Task and Perception-aware Distributed Source Coding for Correlated Speech under Bandwidth-constrained Channels
Sagnik Bhattacharya, Muhammad Ahmed Mohsin, Ahsan Bilal, John M. Cioffi
TL;DR
This work tackles real-time transmission of correlated speech from multiple edge devices over bandwidth-constrained wireless channels. It introduces a CSI-aware, NDPCA-aided distributed autoencoder with a perception-aware downstream task loss, augmented by a score-based diffusion model for downstream speech enhancement and a MS-STFT-based perceptual loss. The approach yields substantial PSNR gains (e.g., 19% in task-agnostic and 52% in task-aware settings) and approaches the single-encoder upper bound, particularly at low bandwidth, while providing a rate-distortion-perception curve for adaptive realism. The method advances compression efficiency, perceptual realism, and task performance in wireless AR/VR scenarios, enabling dynamic bandwidth adaptation without retraining and effective exploitation of inter-source speech correlations.
Abstract
Emerging wireless AR/VR applications require real-time transmission of correlated high-fidelity speech from multiple resource-constrained devices over unreliable, bandwidth-limited channels.

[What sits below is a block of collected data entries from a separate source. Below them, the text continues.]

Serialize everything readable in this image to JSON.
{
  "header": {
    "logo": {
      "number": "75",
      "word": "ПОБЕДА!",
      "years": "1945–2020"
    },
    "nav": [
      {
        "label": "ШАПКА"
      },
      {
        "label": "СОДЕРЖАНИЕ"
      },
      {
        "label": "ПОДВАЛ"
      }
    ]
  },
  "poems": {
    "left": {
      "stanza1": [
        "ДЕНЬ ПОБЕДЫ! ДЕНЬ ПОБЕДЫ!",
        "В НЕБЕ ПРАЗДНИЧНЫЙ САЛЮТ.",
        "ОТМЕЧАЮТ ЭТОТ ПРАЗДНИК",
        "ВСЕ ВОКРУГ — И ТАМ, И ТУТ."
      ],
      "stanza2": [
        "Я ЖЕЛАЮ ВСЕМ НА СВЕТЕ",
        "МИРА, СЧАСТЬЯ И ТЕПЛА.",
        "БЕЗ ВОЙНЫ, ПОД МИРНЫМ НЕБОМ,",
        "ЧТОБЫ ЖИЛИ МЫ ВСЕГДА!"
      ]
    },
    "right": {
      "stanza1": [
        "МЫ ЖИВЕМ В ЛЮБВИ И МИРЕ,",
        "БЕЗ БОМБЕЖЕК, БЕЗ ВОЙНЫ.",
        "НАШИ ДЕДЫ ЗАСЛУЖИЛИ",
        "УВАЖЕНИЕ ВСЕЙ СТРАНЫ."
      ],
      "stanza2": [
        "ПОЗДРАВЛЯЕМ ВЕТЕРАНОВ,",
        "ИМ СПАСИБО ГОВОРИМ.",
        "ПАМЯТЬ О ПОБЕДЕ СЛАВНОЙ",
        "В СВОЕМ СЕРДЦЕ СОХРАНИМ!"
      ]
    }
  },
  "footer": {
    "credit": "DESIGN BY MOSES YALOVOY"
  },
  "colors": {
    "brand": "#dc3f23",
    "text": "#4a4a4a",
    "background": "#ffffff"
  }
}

Existing autoencoder-based speech source coding methods fail to address the combination of the following - (1) dynamic bitrate adaptation without retraining the model, (2) leveraging correlations among multiple speech sources, and (3) balancing downstream task loss with realism of reconstructed speech. We propose a neural distributed principal component analysis (NDPCA)-aided distributed source coding algorithm for correlated speech sources transmitting to a central receiver. Our method includes a perception-aware downstream task loss function that balances perceptual realism with task-specific performance. Experiments show significant PSNR improvements under bandwidth constraints over naive autoencoder methods in task-agnostic (19%) and task-aware settings (52%). It also approaches the theoretical upper bound, where all correlated sources are sent to a single encoder, especially in low-bandwidth scenarios. Additionally, we present a rate-distortion-perception trade-off curve, enabling adaptive decisions based on application-specific realism needs.